In that case there was evidence that there was a tyre burst which caused the 2nd defendant’s motor vehicle to collide with another motor vehicle and where the fact of collision gave rise to the inference of negligence on the part of the 2nd defendant. However, the 2nd defendant adduced evidence to show that the tyre was new and that his motor vehicle had no pre-accident defects which could have contributed to the accident. Thus the defendants succeeded in showing that there was no negligence on their part.

However, in the case giving rise to this appeal, the 3rd respondent the proprietor of the bus and the 4th respondent, his driver, did not testify and so did not discharge the onus cast upon them by the act of the collision with another or other motor vehicles. The bus was driven from a parking lot where a passenger had been dropped and it was upon the 4th respondent to explain and show absence of negligence on his part when he rammed or collided with motor vehicles driven by the 2nd and 6th respondents as averred in paragraphs 5 of their defence.

In the circumstances, we are of the view that the learned Judge fell into error when he concluded that the appellant failed to prove his case to the required standard.  In all probability the driver of the bus failed to keep any or a proper look out for oncoming or overtaking vehicles to avoid pulling out of the parking lot suddenly and thus colliding with motor vehicles registration numbers KZP 763 and KAB 053L. By failing to offer any evidence the proprietor and driver of bus registration number KAG 323H failed to discharge the onus placed on them to explain the absence of negligence on their part.

In this case the appellant established that he was in the 3rd respondent’s bus which was being driven by the 4th respondent. He just heard a bang and he was thrown off the seat, fell on the floor of the bus, and became unconscious due to the impact. He said he did not know how the bang occurred. The 2nd respondent in his defence blamed the 4th and 6th respondents for the accident. He was truthful. This then raises a presumption of negligence upon the said 4th respondent to require him to explain and show that he was not negligent.   The 3rd respondent, his employer would also be vicariously liable. Similarly the proprietor and driver of motor vehicle registration number KZP 763 (1st and 2ndrespondent) who have been blamed by the 2nd respondent as having been involved in this accident were placed at the scene of the accident and the presumption of negligence was on them to require them to offer an explanation to show its absence on their part. None of them offered such an explanation because they elected not to testify.

However,  Mr.

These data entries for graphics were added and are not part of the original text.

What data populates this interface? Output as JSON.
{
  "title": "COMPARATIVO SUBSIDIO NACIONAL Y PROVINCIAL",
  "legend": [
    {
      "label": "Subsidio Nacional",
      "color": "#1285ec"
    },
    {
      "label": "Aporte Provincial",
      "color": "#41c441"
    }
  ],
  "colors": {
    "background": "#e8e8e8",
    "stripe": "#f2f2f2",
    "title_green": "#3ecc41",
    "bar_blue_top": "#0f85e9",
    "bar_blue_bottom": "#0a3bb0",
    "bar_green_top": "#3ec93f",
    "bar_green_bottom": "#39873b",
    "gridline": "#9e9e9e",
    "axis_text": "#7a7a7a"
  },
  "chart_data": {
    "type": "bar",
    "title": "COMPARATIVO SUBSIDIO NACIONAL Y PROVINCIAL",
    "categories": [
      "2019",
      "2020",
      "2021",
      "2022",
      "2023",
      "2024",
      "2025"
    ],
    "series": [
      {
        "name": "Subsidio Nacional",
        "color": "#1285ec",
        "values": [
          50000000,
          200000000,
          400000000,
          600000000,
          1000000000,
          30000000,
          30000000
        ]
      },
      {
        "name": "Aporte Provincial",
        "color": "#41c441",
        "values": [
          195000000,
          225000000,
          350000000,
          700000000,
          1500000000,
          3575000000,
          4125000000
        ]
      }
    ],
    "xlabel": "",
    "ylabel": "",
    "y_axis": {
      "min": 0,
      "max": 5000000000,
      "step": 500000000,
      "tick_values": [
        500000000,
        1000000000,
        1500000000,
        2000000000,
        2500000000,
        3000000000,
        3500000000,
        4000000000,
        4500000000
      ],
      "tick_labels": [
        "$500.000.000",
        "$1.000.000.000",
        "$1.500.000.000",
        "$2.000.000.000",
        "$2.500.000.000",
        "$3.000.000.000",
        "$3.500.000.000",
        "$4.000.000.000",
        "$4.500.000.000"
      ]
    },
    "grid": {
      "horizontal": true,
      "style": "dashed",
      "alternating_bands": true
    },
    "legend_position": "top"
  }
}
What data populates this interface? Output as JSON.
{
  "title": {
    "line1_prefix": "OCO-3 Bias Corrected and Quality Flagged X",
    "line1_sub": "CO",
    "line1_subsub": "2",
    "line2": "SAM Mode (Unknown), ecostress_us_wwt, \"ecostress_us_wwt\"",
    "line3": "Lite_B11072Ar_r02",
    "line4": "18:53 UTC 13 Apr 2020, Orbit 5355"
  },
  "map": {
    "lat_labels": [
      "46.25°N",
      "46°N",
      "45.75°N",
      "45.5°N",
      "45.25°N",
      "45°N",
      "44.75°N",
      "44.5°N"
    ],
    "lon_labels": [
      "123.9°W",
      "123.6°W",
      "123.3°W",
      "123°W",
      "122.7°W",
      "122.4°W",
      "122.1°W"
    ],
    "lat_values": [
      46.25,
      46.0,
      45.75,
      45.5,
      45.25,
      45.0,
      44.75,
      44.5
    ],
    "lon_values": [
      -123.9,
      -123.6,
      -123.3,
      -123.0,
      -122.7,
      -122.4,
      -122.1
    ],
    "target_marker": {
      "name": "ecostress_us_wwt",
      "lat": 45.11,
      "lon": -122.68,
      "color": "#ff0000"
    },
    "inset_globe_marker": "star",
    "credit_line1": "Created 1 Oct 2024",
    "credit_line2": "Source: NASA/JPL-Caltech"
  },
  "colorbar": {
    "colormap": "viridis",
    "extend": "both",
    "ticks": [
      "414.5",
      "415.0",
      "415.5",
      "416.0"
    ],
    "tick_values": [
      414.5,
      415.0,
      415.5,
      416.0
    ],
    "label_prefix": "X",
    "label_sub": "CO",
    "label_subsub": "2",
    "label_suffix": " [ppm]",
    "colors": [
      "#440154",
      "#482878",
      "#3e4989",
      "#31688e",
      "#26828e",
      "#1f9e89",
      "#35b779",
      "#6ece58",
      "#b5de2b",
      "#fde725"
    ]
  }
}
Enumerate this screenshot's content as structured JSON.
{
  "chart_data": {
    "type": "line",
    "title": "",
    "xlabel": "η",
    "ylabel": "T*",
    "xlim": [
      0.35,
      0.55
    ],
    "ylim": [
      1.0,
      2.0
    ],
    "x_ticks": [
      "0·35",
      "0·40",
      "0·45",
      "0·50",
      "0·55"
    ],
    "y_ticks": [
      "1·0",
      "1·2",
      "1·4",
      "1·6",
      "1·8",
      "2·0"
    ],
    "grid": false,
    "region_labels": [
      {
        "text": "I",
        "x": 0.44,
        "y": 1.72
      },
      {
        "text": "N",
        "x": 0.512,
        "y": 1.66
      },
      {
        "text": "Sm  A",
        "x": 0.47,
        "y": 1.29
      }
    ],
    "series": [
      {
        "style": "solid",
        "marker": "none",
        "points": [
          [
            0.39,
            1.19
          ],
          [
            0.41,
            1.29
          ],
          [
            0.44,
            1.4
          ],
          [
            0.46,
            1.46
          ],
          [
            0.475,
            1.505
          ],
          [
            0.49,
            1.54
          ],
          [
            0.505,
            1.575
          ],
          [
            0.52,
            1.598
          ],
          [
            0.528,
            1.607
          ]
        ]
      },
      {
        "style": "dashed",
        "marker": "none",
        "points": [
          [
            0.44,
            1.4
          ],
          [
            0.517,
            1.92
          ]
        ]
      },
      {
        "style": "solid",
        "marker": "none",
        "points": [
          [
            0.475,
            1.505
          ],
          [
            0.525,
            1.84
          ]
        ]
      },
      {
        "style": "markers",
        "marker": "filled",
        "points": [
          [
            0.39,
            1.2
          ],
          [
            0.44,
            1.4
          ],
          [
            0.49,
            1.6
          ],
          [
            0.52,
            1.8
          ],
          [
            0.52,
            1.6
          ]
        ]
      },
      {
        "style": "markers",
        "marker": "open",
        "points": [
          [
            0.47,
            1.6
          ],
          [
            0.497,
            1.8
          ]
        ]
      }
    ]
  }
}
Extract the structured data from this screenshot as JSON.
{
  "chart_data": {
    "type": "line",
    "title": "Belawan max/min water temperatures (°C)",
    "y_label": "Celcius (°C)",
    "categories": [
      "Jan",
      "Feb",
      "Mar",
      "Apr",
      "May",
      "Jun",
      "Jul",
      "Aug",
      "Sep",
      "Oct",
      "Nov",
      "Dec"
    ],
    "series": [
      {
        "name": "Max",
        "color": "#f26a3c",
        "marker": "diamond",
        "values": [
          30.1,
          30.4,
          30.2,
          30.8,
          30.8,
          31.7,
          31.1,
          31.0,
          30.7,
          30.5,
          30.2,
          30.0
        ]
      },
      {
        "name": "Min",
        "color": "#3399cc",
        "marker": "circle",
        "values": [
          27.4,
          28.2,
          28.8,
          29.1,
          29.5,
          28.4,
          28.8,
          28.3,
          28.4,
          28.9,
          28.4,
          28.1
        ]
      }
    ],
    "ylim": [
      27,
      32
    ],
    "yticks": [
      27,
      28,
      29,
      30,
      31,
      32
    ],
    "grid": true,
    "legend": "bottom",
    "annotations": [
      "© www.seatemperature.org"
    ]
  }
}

Kagucia, learned counsel for the 5th and 6th respondents stated in his written submissions and in this Court that motor vehicle registration number KAB 053L was neither mentioned in the plaint nor in the police abstract. We find that to be so and in the circumstances, it is not clear to us how the proprietor and/or driver of that motor vehicle came to be involved in this case. In our view therefore, the case against the 5th and 6th respondents was properly dismissed by the learned Judge. But in regard to the 1st, 2nd, 3rd and 4th respondents, the doctrine of res ipsa loquitur should have been applied to raise a rebuttable presumption of negligence against them and since they failed to rebut that presumption by failing to adduce evidence in defence, they should have been held liable for injuries the appellant sustained the accident.

The learned Judge of the High Court stated that if he had found for the appellant, which we have done, he would have  assessed both general and special damages, at Kshs.353,350/=. We do not disturb that finding and assessment as we have no proper basis for doing so.

In the circumstances, we allow the appeal as against the 1st, 2nd, 3rd and 4th respondents jointly and severally and award the appellant Kshs.353,350/= as assessed by the learned Judge. Costs of this appeal and the High Court case shall be paid to the appellant by the 1st, 2nd, 3rd and 4th respondents. It is so ordered.

Dated and delivered at Nakuru this 23rd day of February, 2011

S. E. O. BOSIRE

……………………….

JUDGE OF APPEAL

P. N. WAKI

……………………….

JUDGE OF APPEAL

D. K. S. AGANYANYA

……………………….

JUDGE OF APPEAL

I certify that this is atrue copy of the original.